L’AQUILA. L'apertura della Scuola del pane era stata annunciata per settembre. Ma a distanza di mesi, del progetto che ha messo insieme comune di San Demetrio ne’ Vestini, Istituto Da Vinci-Colecchi...
L’AQUILA. L'apertura della Scuola del pane era stata annunciata per settembre. Ma a distanza di mesi, del progetto che ha messo insieme comune di San Demetrio ne’ Vestini, Istituto Da Vinci-Colecchi e Confcommercio, ancora non c'è traccia. La Regione, che sta esaminando l'istruttoria, ha chiesto chiarimenti in relazione alle finalità e allo statuto della Fondazione pubblico-privata, che dovrebbe gestire questa come altre iniziative legate al comprensorio vestino. «Abbiamo già presentato le integrazioni richieste», fa sapere il sindaco di San Demetrio, Silvano Cappelli, che conta di portare a termine al più presto il progetto. «Non siamo in grado, al momento, di indicare una data, ma speriamo di partire presto». In realtà di annunci di inaugurazione della scuola e avvio dei corsi ce ne sono stati parecchi nel tempo. Il primo ad agosto 2017, quando è stato sottoscritto l'accordo, nella sede dell'Istituto alberghiero, che avrebbe dovuto sancire, di lì a poco, l'avvio dei corsi. In quell'occasione, era stato il direttore della Confcommercio, Celso Cioni a sottolineare le finalità dell'iniziativa. «La scuola del pane», le sue parole, «rappresenta il fulcro di un importante progetto per la qualificazione e la formazione di figure professionali che operino nelle attività di panificazione e pasticceria, superando la frattura esistente tra formazione e lavoro, in un settore che richiede sempre più personale specializzato». La scelta di San Demetrio come sede della scuola non è casuale: è qui che, nel 1915, il marchese Raffaele Cappelli, senatore del Regno d'Italia, incaricò il genetista Nazzareno Strampelli di effettuare delle semine sperimentali su alcuni campi di sua proprietà.
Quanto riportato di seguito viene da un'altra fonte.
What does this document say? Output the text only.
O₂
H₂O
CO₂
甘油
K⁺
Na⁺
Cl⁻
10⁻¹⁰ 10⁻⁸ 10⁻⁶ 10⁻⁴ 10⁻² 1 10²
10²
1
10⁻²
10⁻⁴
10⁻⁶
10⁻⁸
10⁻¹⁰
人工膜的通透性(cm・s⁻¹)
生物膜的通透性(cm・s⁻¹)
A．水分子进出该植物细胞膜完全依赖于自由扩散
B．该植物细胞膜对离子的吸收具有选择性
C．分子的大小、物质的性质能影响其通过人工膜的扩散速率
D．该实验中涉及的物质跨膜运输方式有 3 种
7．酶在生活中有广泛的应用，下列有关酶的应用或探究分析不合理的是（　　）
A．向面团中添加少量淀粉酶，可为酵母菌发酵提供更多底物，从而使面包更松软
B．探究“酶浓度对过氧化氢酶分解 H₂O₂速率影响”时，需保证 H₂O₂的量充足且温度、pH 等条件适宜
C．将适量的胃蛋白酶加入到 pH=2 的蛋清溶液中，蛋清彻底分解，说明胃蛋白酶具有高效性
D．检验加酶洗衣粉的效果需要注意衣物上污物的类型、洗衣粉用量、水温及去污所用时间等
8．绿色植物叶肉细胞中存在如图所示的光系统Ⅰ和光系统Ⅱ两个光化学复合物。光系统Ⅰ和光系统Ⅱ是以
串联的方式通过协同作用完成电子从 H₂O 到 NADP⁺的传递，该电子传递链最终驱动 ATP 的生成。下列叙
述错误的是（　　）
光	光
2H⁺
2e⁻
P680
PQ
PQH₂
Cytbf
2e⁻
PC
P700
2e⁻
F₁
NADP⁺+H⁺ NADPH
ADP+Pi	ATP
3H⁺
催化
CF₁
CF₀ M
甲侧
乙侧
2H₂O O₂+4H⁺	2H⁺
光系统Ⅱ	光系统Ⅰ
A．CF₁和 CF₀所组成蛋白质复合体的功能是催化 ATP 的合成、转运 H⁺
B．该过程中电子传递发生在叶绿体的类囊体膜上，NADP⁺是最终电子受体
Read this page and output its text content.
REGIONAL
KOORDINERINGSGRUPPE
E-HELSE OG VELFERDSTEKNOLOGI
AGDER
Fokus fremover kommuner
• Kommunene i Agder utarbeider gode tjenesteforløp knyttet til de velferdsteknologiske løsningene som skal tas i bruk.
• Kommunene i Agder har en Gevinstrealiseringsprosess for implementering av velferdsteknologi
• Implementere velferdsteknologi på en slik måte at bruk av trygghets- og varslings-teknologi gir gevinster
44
Ne uscì una varietà di grano autunnale dalle buone qualità di adattabilità, ottime per la panificazione. È il grano al quale, nel 1923, verrà dato il nome di “Senatore Cappelli”. Tanto l'esperimento ebbe successo tra gli agricoltori italiani, che le rese di grano passarono dalle 0,9 tonnellate per ettaro del 1920 a 1,2 tonnellate alla fine degli anni Trenta. Su queste basi poggia il progetto che, nel frattempo, ha accumulato enormi ritardi. (m.p.)